01/04/2013 | Yazar: Kaos GL

Klasik Avrupa ailesi bir daha eskisi gibi olamayacak büyük bir sarsıntı geçiriyor. Eşcinsel evliliği ya da eşcinsel haklarının kazanımı, bütün Avrupa’yı demokratikleştirecek.

Avrupa ailesinde kültür devrimi Kaos GL - LGBTİ+ Haber Portalı
Klasik Avrupa ailesi bir daha eskisi gibi olamayacak büyük bir sarsıntı geçiriyor. Eşcinsel evliliği ya da eşcinsel haklarının kazanımı, bütün Avrupa’yı demokratikleştirecek.

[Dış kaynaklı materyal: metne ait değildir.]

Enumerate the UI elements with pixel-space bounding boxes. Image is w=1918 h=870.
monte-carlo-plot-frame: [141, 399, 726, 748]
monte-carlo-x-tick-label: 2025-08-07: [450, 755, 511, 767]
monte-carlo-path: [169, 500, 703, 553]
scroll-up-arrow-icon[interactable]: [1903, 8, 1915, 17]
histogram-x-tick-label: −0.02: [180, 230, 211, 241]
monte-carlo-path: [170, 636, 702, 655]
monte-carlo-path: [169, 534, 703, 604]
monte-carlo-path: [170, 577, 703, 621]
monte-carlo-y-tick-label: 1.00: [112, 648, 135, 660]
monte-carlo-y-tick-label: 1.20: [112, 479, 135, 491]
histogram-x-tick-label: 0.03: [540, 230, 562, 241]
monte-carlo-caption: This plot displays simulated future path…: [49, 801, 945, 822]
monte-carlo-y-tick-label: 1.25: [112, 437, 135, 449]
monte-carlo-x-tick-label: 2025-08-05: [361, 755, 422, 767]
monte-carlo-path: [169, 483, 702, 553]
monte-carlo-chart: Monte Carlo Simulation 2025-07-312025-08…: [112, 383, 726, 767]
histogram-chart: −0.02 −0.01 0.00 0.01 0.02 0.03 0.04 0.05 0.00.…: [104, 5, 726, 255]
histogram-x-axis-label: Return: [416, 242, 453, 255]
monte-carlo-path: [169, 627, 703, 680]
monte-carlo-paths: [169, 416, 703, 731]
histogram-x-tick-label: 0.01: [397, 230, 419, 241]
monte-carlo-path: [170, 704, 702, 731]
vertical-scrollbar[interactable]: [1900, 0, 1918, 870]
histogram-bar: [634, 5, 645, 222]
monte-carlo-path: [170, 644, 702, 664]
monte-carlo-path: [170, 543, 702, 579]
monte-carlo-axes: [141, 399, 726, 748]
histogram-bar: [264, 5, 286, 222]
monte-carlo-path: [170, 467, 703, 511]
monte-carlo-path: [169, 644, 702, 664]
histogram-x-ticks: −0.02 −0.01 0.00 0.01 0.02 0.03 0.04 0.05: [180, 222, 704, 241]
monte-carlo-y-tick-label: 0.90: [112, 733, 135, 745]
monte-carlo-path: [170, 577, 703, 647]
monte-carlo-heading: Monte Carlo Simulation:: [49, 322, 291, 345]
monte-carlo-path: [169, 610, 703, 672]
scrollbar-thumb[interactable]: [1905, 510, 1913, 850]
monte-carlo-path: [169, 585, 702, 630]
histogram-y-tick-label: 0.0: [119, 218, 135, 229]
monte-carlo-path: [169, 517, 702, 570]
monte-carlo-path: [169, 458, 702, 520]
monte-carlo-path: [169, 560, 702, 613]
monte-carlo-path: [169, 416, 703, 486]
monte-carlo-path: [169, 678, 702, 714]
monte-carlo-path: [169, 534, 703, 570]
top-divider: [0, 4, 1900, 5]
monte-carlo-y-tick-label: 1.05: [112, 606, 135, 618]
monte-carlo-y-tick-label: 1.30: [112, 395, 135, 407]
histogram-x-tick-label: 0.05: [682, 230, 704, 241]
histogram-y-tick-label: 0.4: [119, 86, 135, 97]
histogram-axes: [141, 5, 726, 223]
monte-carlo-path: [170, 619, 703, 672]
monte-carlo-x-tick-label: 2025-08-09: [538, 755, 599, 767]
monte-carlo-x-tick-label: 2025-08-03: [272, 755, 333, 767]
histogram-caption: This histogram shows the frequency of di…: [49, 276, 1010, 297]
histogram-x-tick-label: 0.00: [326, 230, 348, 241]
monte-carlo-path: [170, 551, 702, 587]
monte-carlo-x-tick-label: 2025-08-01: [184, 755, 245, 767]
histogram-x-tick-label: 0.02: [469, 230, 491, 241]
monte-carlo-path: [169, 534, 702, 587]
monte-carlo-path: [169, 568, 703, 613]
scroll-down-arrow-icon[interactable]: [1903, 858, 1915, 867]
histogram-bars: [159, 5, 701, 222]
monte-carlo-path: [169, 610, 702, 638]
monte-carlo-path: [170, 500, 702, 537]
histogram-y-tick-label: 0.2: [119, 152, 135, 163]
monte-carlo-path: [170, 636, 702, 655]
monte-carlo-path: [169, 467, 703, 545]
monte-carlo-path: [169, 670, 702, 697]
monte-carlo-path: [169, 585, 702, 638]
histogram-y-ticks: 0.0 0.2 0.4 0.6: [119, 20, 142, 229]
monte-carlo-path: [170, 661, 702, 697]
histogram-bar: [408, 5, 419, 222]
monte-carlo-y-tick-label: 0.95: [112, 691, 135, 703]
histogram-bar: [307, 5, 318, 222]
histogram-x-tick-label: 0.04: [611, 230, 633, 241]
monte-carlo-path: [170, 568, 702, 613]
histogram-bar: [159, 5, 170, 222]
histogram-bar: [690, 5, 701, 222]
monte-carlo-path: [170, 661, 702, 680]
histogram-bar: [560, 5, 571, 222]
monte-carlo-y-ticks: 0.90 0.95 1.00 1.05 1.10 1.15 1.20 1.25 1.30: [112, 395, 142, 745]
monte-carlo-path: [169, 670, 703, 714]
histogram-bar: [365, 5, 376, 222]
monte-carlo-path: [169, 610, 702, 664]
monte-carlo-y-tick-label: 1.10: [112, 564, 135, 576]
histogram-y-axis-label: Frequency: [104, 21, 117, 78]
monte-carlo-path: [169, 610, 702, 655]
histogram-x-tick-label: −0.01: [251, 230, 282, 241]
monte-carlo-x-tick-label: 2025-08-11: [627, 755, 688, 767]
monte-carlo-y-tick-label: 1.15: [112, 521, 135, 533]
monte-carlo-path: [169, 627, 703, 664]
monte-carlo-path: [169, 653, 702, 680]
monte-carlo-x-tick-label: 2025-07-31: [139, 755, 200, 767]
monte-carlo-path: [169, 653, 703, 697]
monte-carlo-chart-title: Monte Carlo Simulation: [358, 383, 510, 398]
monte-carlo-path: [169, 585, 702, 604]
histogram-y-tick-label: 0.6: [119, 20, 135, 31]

Selami İnce (BirGün) Avrupa’nın yeni “kültür devrimi”ni yazdı
 
Avrupa ekonomik krizinin tam ortasında birdenbire eşcinsel evliliği tartışılmaya başlandı ve her gün bir ülkenin daha eşcinsel evliliğine izin veren karar aldığı haberi duyuyoruz. Almanya, Fransa ve İngiltere Avrupa’nın en önemli üç ülkesi ve bu ülkelerde son iki aydır neredeyse ana gündem maddesi ekonomiden daha çok eşcinseller. İngiltere ve Fransa eşcinsel evliliğine izin verdi, Almanya’da eşcinsel çiftlerin evlat edinmesi kolaylaştı.  Ekonomik sorunlarını çözemeyen Avrupa,  boşluğu sanki bir anlamda “kültür devrimi”  yaparak doldurmaya çalışıyor. Bu durum ilk bakışta  “yoksulların durumuyla ilgilenmek yerine yapay gündem yaratıyorlar” diye eleştirilebilir ama aslında Avrupa bu adımla uzun bir süredir vazgeçtiği kültürel anlamda ilerici bir atağa kalkışıyor.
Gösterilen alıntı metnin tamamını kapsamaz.